Au lieu d’un mécanisme d’attention, Mamba est doté d’un mécanisme sélectif qui permet de se concentrer ou d’ignorer des éléments d’une séquence en entrée (à l’entraînement ou à l’inférence). Les chercheurs avaient alors remplacé les couches d’attention et de perceptron multicouche d’un Transformer par un bloc « simplifié ». En contrepartie, le SSM doit être entraîné comme un réseau de neurones récurrents, ce qui à la fois moins coûteux et moins adapté aux orientations des infrastructures actuelles (les GPU et les frameworks associés sont fortement optimisés pour les Transformers).

Mamba essaime. Outre le développement parallèle de SSM, il a inspiré certaines architectures hybrides SSM-Transformer, dont celles développées par A21Labs, Jamba. Il est un exemple dans la conception d’approches sensiblement différentes comme l’architecture Griffin de Google, qui a donné naissance à ReccurentGemma et mise plutôt sur une attention locale.

Avec le framework pensé pour créer Mamba 2, les chercheurs ont étendu les capacités de fusion entre SSM et les éléments cœurs des Transformer, tout en simplifiant les opérations d’entraînement. Ce framework, nommé dualité espace-état (space state duality ou SSD), « établit des liens entre les SSM, les matrices structurées et l’attention (linéaire) ».

Résultat, Mamba 2, toujours un réseau de neurones récurrent, est deux à huit fois plus véloce que Mamba premier du nom tout en étant compétitif face à l’architecture Transformer. Il est surtout plus efficient à l’entraînement.  

« Contrairement aux modèles Transformer, les modèles Mamba offrent l’avantage d’une inférence en temps linéaire et la possibilité théorique de modéliser des séquences de longueur infinie », résume Mistral AI, qui a été aidé par les deux chercheurs pour entraîner Codestral Mamba. « Ils permettent aux utilisateurs d’exploiter le modèle de manière intensive et d’obtenir des réponses rapides, quelle que soit la longueur de l’entrée ».

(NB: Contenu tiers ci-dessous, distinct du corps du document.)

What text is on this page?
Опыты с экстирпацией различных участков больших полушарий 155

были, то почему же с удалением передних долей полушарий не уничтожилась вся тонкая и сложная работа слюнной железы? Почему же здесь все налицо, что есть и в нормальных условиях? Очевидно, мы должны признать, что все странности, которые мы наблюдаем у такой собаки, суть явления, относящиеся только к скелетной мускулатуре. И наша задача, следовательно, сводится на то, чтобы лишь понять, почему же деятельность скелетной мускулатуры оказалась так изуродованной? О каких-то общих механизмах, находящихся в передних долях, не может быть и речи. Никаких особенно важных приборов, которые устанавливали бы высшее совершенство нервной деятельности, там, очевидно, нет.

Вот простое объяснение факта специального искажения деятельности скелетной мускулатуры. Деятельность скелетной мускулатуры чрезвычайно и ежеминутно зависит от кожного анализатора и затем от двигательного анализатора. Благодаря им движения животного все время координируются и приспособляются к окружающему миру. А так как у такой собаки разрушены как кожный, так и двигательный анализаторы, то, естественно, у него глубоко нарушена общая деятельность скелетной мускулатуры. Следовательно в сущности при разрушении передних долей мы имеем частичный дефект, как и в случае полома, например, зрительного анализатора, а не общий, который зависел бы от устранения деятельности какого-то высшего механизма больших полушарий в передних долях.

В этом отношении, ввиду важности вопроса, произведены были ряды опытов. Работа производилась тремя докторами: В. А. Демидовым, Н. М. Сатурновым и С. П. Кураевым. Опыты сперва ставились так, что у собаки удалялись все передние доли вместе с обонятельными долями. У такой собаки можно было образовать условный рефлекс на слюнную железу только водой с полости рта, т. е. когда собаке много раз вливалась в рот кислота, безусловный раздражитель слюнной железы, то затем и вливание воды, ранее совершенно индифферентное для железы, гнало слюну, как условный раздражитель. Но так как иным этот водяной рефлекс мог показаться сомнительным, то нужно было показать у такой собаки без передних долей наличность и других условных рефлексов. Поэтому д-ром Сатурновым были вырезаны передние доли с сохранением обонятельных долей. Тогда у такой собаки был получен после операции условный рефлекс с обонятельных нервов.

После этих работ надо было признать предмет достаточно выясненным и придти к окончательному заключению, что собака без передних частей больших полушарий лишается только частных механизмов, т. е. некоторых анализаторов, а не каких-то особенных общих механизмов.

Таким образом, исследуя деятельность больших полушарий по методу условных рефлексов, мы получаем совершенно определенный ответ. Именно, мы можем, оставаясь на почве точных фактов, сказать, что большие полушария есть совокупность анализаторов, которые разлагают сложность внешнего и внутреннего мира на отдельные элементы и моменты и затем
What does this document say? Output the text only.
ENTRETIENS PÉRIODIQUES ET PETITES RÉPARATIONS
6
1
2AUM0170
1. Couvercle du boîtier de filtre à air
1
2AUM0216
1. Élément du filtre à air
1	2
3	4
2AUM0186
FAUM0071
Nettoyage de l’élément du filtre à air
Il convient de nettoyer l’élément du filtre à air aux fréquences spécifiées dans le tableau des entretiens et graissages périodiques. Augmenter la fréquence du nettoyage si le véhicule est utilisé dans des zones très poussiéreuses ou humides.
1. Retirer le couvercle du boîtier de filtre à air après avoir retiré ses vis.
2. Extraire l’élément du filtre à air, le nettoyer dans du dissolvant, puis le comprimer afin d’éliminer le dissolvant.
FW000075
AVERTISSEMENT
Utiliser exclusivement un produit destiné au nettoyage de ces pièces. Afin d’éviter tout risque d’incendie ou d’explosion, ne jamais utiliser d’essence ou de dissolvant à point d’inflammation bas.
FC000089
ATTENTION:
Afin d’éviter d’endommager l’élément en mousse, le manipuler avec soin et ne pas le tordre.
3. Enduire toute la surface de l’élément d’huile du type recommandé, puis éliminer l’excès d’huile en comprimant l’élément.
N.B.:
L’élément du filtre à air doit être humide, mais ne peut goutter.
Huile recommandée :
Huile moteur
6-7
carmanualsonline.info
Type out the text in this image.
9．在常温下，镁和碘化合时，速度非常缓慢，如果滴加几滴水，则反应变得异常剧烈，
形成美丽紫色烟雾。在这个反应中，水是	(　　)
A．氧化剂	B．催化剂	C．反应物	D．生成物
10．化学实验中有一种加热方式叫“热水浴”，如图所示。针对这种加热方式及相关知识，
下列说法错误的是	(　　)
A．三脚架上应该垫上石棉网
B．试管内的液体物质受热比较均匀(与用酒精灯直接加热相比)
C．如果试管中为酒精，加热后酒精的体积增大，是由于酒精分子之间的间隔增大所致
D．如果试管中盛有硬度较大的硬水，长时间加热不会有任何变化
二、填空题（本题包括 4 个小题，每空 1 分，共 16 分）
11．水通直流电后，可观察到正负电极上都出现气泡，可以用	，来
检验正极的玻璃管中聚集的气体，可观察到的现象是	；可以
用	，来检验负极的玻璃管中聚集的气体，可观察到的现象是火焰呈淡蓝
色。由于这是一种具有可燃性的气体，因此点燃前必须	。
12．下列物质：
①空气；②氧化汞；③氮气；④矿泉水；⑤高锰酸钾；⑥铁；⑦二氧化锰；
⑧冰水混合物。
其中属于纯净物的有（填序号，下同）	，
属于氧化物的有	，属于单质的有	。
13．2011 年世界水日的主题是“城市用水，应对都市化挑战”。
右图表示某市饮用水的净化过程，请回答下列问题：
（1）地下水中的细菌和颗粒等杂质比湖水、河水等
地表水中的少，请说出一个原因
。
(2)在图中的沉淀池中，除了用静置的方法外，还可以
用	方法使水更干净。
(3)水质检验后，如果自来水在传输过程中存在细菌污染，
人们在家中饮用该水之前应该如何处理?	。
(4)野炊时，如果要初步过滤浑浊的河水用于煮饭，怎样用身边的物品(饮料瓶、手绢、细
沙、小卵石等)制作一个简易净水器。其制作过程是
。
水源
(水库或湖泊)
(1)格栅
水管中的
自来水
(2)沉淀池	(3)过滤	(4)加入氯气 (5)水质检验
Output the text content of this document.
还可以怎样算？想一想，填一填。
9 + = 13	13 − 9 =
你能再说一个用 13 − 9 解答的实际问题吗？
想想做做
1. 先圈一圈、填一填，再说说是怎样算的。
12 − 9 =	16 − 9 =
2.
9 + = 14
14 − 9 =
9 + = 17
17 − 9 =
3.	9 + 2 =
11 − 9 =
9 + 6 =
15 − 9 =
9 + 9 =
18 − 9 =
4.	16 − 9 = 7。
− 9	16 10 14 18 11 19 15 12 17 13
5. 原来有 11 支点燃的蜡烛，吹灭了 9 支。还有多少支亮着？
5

Cette architecture qui a fait ses preuves pour des données audiovisuelles et génomiques serait également intéressante pour la programmation, ajoute Mistral AI.

Résultat, Codestral Mamba Instruct, avec sa fenêtre de contexte de 256 000 tokens et ses 7,3 milliards de paramètres, recueille des scores proches de son grand frère Codestral 22B (22 milliards de paramètres) sur les benchmarks HumanEval (75 % vs 81,1 %), HumanEval C++ (59,8 % vs 65,2 %), HumanEval Java (57 % vs 63,3 %), Spider (58,8 % vs 63,5 %). Il parvient même à le battre contre le benchmark CruxE (57,8 % vs 51,3 %). Codestral 22B conserve une avance notable de plus de dix points face à MBPP et HumanEval Bash. 

Pour autant, et c’est sans doute le plus important pour Mistral AI, Codestral Mamba dépasse CodeGemma 1.1 7B, CodeLlama 7B, DeepSeek v 1.5 7B et, dans la plupart des CodeLlama 34B.

« C’est le modèle de code le plus performant pour sa taille, [il est] parfait pour les applications de type copilote », vante Théophile Gervet, chercheur chez Mistral AI, sur X (ex-Twitter).

Mathstral et Codestral Mamba sont disponibles sur HuggingFace, Ollama et sur La Plateforme, l’endroit où sont réunies les API payantes de la startup. Pour inférer ces deux LLM, Mistral AI recommande une machine équipée d’un GPU doté d’au moins 16 Go de VRAM.